I am young. There is time to travel to the US’s Glacier National park or other mountain peaks and witness the glory of these icy creatures, but time’s running short for glaciers all around the world.
In as little as 15 years, the mountains once capped in thick layers of slow moving ice will be gone. Tick, tock. Tick, tock.
The USGS (United States Geological Survey) has some great and very stark before and after pictures of glacial retreat. Check them out here.
Way up high in the upper reaches of the atmosphere, the air is thin and impressively cold. Even in the height of summer, snow can fall in this arctic air. Over time, the snow accumulates and accumulates and starts to condense–think about the snow that collects on your driveway during the winter, and if you don’t shovel it, it turns into a treacherous, bumpy ice rink. A driveway glacier.
During my junior year, I took the class Glaciers and Climate Change. I was super geeked and talked about it nonstop before the semester started because it’s all about what I study. But once I was in it (it’s a 300-level geology course…), it felt like this intimidating figure I had to hang out with and try to understand. Despite the intimidation, I was still blown away when I learned about the dynamic, inner-workings of glaciers.
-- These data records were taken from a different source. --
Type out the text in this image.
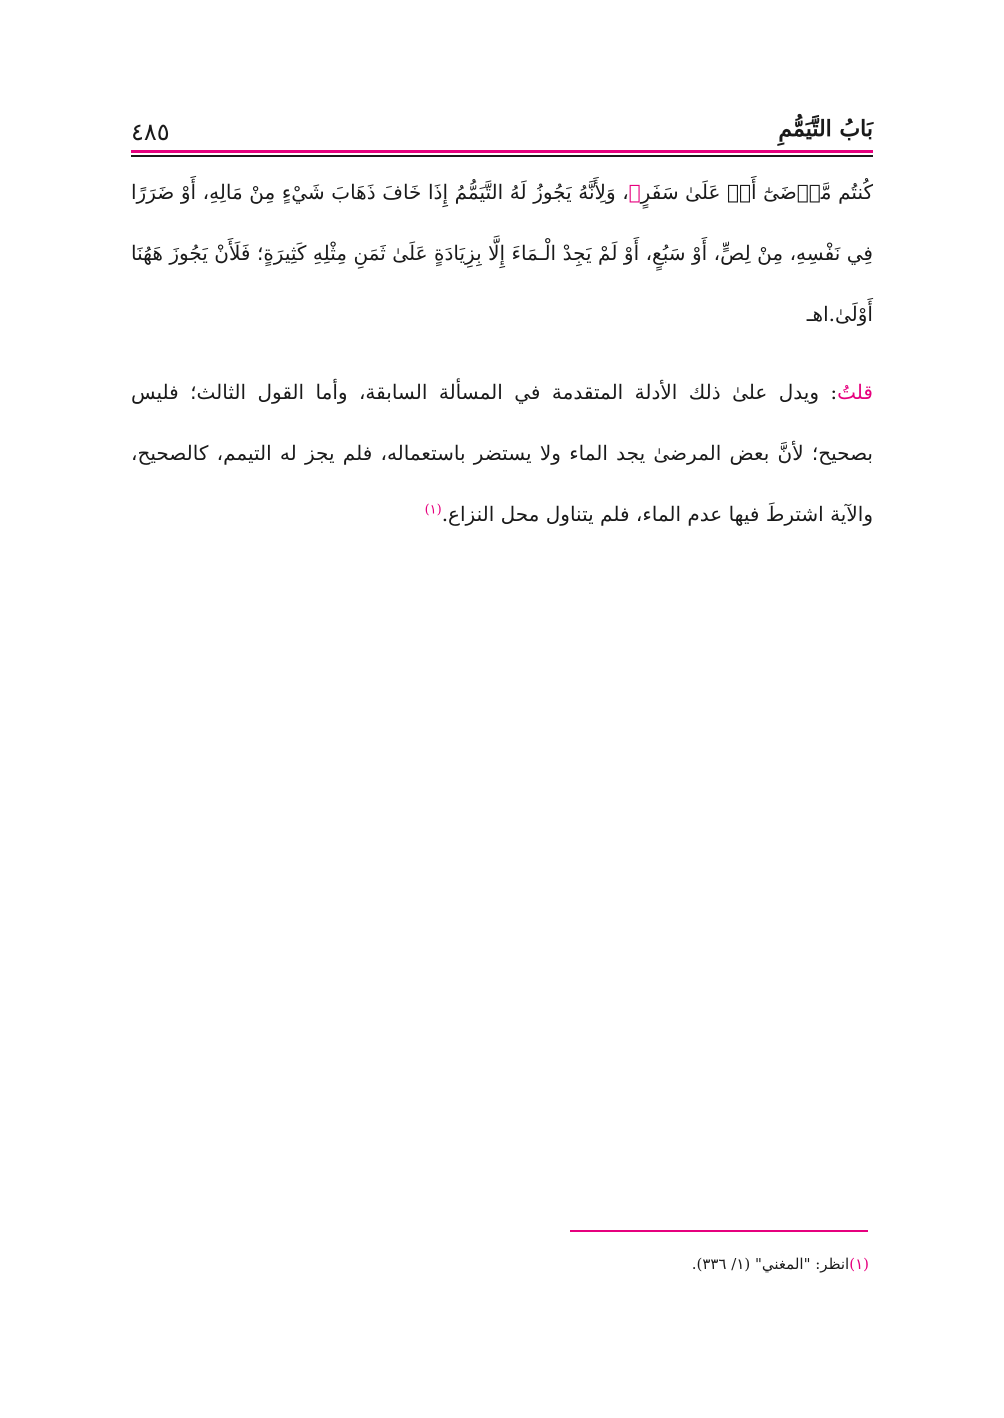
٤٨٥	بَابُ التَّيَمُّمِ
كُنتُم مَّرۡضَىٰٓ أَوۡ عَلَىٰ سَفَرٍ﴾، وَلِأَنَّهُ يَجُوزُ لَهُ التَّيَمُّمُ إِذَا خَافَ ذَهَابَ شَيْءٍ مِنْ مَالِهِ، أَوْ ضَرَرًا فِي نَفْسِهِ، مِنْ لِصٍّ، أَوْ سَبُعٍ، أَوْ لَمْ يَجِدْ الْـمَاءَ إِلَّا بِزِيَادَةٍ عَلَىٰ ثَمَنِ مِثْلِهِ كَثِيرَةٍ؛ فَلَأَنْ يَجُوزَ هَهُنَا أَوْلَىٰ.اهـ
قلتُ: ويدل علىٰ ذلك الأدلة المتقدمة في المسألة السابقة، وأما القول الثالث؛ فليس بصحيح؛ لأنَّ بعض المرضىٰ يجد الماء ولا يستضر باستعماله، فلم يجز له التيمم، كالصحيح، والآية اشترطَ فيها عدم الماء، فلم يتناول محل النزاع.$^{(١)}$
(١)انظر: "المغني" (١/ ٣٣٦).
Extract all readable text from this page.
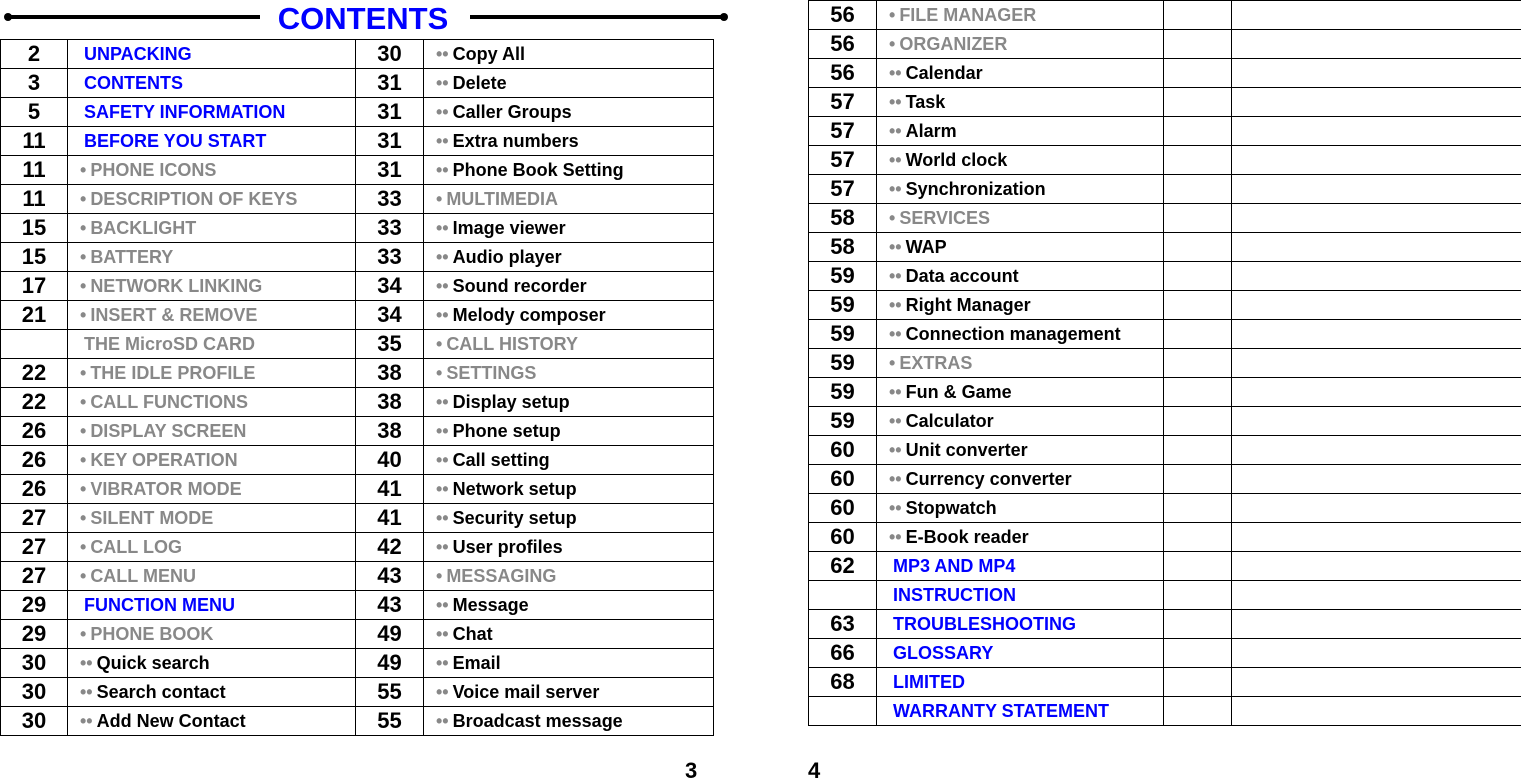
CONTENTS
2	UNPACKING	30	•• Copy All
3	CONTENTS	31	•• Delete
5	SAFETY INFORMATION	31	•• Caller Groups
11	BEFORE YOU START	31	•• Extra numbers
11	• PHONE ICONS	31	•• Phone Book Setting
11	• DESCRIPTION OF KEYS	33	• MULTIMEDIA
15	• BACKLIGHT	33	•• Image viewer
15	• BATTERY	33	•• Audio player
17	• NETWORK LINKING	34	•• Sound recorder
21	• INSERT & REMOVE	34	•• Melody composer
	THE MicroSD CARD	35	• CALL HISTORY
22	• THE IDLE PROFILE	38	• SETTINGS
22	• CALL FUNCTIONS	38	•• Display setup
26	• DISPLAY SCREEN	38	•• Phone setup
26	• KEY OPERATION	40	•• Call setting
26	• VIBRATOR MODE	41	•• Network setup
27	• SILENT MODE	41	•• Security setup
27	• CALL LOG	42	•• User profiles
27	• CALL MENU	43	• MESSAGING
29	FUNCTION MENU	43	•• Message
29	• PHONE BOOK	49	•• Chat
30	•• Quick search	49	•• Email
30	•• Search contact	55	•• Voice mail server
30	•• Add New Contact	55	•• Broadcast message
56	• FILE MANAGER		
56	• ORGANIZER		
56	•• Calendar		
57	•• Task		
57	•• Alarm		
57	•• World clock		
57	•• Synchronization		
58	• SERVICES		
58	•• WAP		
59	•• Data account		
59	•• Right Manager		
59	•• Connection management		
59	• EXTRAS		
59	•• Fun & Game		
59	•• Calculator		
60	•• Unit converter		
60	•• Currency converter		
60	•• Stopwatch		
60	•• E-Book reader		
62	MP3 AND MP4		
	INSTRUCTION		
63	TROUBLESHOOTING		
66	GLOSSARY		
68	LIMITED		
	WARRANTY STATEMENT		
3	4
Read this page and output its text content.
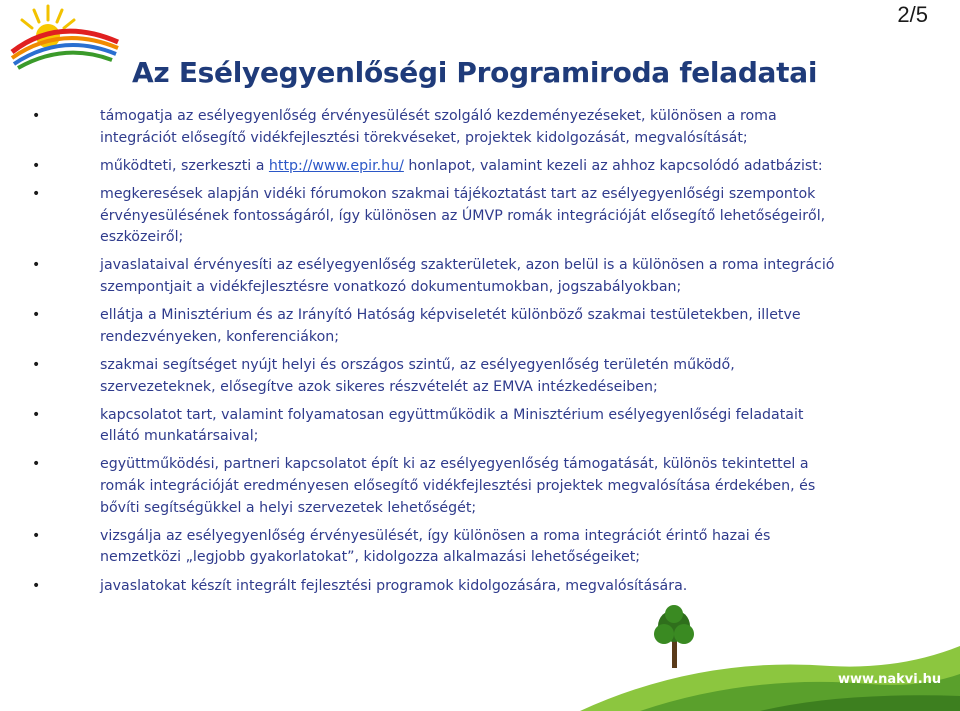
2/5
Az Esélyegyenlőségi Programiroda feladatai
•	támogatja az esélyegyenlőség érvényesülését szolgáló kezdeményezéseket, különösen a roma
integrációt elősegítő vidékfejlesztési törekvéseket, projektek kidolgozását, megvalósítását;
•	működteti, szerkeszti a http://www.epir.hu/ honlapot, valamint kezeli az ahhoz kapcsolódó adatbázist:
•	megkeresések alapján vidéki fórumokon szakmai tájékoztatást tart az esélyegyenlőségi szempontok
érvényesülésének fontosságáról, így különösen az ÚMVP romák integrációját elősegítő lehetőségeiről,
eszközeiről;
•	javaslataival érvényesíti az esélyegyenlőség szakterületek, azon belül is a különösen a roma integráció
szempontjait a vidékfejlesztésre vonatkozó dokumentumokban, jogszabályokban;
•	ellátja a Minisztérium és az Irányító Hatóság képviseletét különböző szakmai testületekben, illetve
rendezvényeken, konferenciákon;
•	szakmai segítséget nyújt helyi és országos szintű, az esélyegyenlőség területén működő,
szervezeteknek, elősegítve azok sikeres részvételét az EMVA intézkedéseiben;
•	kapcsolatot tart, valamint folyamatosan együttműködik a Minisztérium esélyegyenlőségi feladatait
ellátó munkatársaival;
•	együttműködési, partneri kapcsolatot épít ki az esélyegyenlőség támogatását, különös tekintettel a
romák integrációját eredményesen elősegítő vidékfejlesztési projektek megvalósítása érdekében, és
bővíti segítségükkel a helyi szervezetek lehetőségét;
•	vizsgálja az esélyegyenlőség érvényesülését, így különösen a roma integrációt érintő hazai és
nemzetközi „legjobb gyakorlatokat”, kidolgozza alkalmazási lehetőségeiket;
•	javaslatokat készít integrált fejlesztési programok kidolgozására, megvalósítására.
www.nakvi.hu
It’s like they’re alive. They move by creeping and crawling, flowing inch by inch. They find balance.
Since glaciers are made of ice, they melt when it’s warm. They spit out water from a labyrinth of channels that weave in the base of the ice. Lots of melting means the glacier loses mass–they’re out of balance, but in the winter, snow falls and helps to compensate for that loss.
Now, imagine an unusually warm winter on a mountain peak that’s normally capped in the thin, frigid air. The air this winter bites skin a little less. The sky is laden with a thick coat of clouds, but no white flakes make the dizzy dance to earth.
It’s a warm winter because humans chug, chug CO2 molecules into the atmosphere. The sun strikes those molecules that trap their heat like a pan on stove.
The glaciers start to sweat. Streams of water run down their slopes just like a runner that picks up her pace, sweat starts to drip.
The situation above sucks the most for glaciers and their majestic beauty, but that’s not the only cost of the disappearance of alpine glaciers.
In the west and elsewhere in the world, a whole lot of people and creatures depend on the winter meltwater from glaciers to fill their streams with fresh, crisp mountain water.
When these glaciers run too far and sweat themselves shriveled, there won’t be any melting anymore. The landscape will dry and shake off its icy grip, inviting trees to creep up the mountain. Wolverines will paw the ground, looking for the snow that once created their dens. Plants will turn into brittle tinder that fuel raging wildfires.